In localized lesions, the best option is oral itraconazole (300–400 mg/d) or terbinafine (250 mg/d) given 3 months before surgical excision and for an additional 6–9 months [3]. Cryosurgery with liquid nitrogen is indicated as an isolated or supplementary therapeutic method but expensive for mild disease. New drugs, such as posaconazole and voriconazole have been used in a limited number of cases, and comparison of the efficacies of these new drugs with the older ones can hardly still be made [14]. In patients with disseminated, chronic, or resistant disease, long-term continuous treatment or even monthly pulses are necessary to prevent a relapse. Modalities have to be matched with individual tolerance and affordability by the patient.
To conclude, we present the first case of chromoblastomycosis in Bangladesh.

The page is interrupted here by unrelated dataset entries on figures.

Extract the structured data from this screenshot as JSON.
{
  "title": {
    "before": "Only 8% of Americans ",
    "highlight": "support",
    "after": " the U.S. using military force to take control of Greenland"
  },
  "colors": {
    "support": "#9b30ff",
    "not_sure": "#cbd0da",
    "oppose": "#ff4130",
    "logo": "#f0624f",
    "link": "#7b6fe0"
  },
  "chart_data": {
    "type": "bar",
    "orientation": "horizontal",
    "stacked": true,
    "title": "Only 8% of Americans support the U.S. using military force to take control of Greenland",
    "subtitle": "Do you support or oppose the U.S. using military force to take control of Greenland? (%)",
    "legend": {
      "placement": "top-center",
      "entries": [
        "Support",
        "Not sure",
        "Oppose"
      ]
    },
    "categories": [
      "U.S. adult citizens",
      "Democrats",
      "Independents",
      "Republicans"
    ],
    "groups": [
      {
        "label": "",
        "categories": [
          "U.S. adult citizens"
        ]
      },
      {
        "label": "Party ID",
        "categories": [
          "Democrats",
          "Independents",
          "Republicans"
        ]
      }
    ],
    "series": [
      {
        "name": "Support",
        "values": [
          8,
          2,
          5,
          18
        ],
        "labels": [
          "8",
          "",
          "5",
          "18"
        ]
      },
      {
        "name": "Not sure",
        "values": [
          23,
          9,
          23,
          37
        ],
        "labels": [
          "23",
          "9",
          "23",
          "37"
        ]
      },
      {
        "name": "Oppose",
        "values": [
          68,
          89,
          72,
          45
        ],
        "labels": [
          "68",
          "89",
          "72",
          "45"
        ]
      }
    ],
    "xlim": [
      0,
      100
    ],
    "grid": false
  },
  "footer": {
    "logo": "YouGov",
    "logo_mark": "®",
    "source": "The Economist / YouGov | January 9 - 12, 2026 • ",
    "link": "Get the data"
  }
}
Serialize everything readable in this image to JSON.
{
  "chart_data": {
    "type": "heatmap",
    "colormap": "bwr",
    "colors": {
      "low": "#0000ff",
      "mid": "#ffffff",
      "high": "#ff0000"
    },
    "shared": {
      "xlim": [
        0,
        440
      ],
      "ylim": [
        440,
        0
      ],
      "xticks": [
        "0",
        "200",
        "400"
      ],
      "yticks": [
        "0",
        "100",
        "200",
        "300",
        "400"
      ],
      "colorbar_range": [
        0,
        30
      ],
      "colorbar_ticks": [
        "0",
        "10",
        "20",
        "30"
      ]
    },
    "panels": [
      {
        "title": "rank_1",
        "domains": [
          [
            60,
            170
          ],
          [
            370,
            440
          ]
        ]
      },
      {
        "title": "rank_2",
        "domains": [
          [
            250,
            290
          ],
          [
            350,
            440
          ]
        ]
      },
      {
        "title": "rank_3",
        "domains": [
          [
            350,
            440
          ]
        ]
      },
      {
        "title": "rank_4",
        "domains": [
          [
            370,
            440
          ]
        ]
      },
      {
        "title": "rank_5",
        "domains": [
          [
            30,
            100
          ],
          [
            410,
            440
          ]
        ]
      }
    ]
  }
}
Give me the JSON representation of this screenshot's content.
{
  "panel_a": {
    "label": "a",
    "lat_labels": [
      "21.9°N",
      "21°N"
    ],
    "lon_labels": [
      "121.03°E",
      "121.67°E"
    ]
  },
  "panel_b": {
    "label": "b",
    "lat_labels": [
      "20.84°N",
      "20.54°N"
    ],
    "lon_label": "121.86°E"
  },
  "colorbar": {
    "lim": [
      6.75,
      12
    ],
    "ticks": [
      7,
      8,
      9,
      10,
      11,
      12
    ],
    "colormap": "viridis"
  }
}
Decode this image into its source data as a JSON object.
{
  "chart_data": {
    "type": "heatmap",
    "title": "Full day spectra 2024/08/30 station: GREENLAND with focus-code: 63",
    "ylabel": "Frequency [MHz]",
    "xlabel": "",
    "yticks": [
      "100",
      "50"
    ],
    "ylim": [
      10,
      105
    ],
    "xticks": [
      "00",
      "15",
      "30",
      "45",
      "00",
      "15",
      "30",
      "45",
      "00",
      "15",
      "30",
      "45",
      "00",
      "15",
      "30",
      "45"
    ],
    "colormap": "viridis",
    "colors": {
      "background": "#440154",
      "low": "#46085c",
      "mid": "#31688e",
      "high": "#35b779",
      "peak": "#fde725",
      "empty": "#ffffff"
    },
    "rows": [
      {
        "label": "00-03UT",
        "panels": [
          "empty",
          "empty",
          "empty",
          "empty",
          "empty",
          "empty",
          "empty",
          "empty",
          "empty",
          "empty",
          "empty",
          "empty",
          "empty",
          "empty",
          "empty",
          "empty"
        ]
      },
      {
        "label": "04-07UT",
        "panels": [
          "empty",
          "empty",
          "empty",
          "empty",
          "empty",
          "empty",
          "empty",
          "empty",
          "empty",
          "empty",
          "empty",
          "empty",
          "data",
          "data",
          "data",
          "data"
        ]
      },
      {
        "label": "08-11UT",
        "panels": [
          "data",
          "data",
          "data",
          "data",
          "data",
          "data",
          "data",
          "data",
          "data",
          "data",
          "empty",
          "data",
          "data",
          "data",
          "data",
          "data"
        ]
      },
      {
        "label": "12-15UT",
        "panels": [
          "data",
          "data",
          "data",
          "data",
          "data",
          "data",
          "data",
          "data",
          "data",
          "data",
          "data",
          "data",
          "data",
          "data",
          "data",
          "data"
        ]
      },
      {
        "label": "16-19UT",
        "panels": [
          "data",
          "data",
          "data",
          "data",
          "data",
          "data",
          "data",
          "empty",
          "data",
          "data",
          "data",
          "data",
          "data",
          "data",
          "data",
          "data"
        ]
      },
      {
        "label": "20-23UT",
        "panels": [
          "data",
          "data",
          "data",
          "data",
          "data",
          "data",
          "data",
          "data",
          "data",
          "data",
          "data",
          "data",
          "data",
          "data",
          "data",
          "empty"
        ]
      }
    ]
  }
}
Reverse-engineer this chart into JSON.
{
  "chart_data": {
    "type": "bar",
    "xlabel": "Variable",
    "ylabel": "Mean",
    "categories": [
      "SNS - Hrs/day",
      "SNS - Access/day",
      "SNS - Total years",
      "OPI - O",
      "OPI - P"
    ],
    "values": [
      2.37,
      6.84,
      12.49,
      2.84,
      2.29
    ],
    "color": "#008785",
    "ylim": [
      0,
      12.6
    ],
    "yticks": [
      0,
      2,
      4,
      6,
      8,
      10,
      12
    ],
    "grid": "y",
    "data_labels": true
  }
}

It was caused by the recently described species, F. nubica. In order to better know the epidemiology of the different species involved in chromoblastomycosis, dermatologists should easily perform skin biopsies in patients presenting a small erythematous nodule or plaque after an injury in a tropical country, for histology, mycological culture and molecular identification.
Conflict of interest
There are none.
Acknowledgments
We thank Bernard Uzan for revision of the English.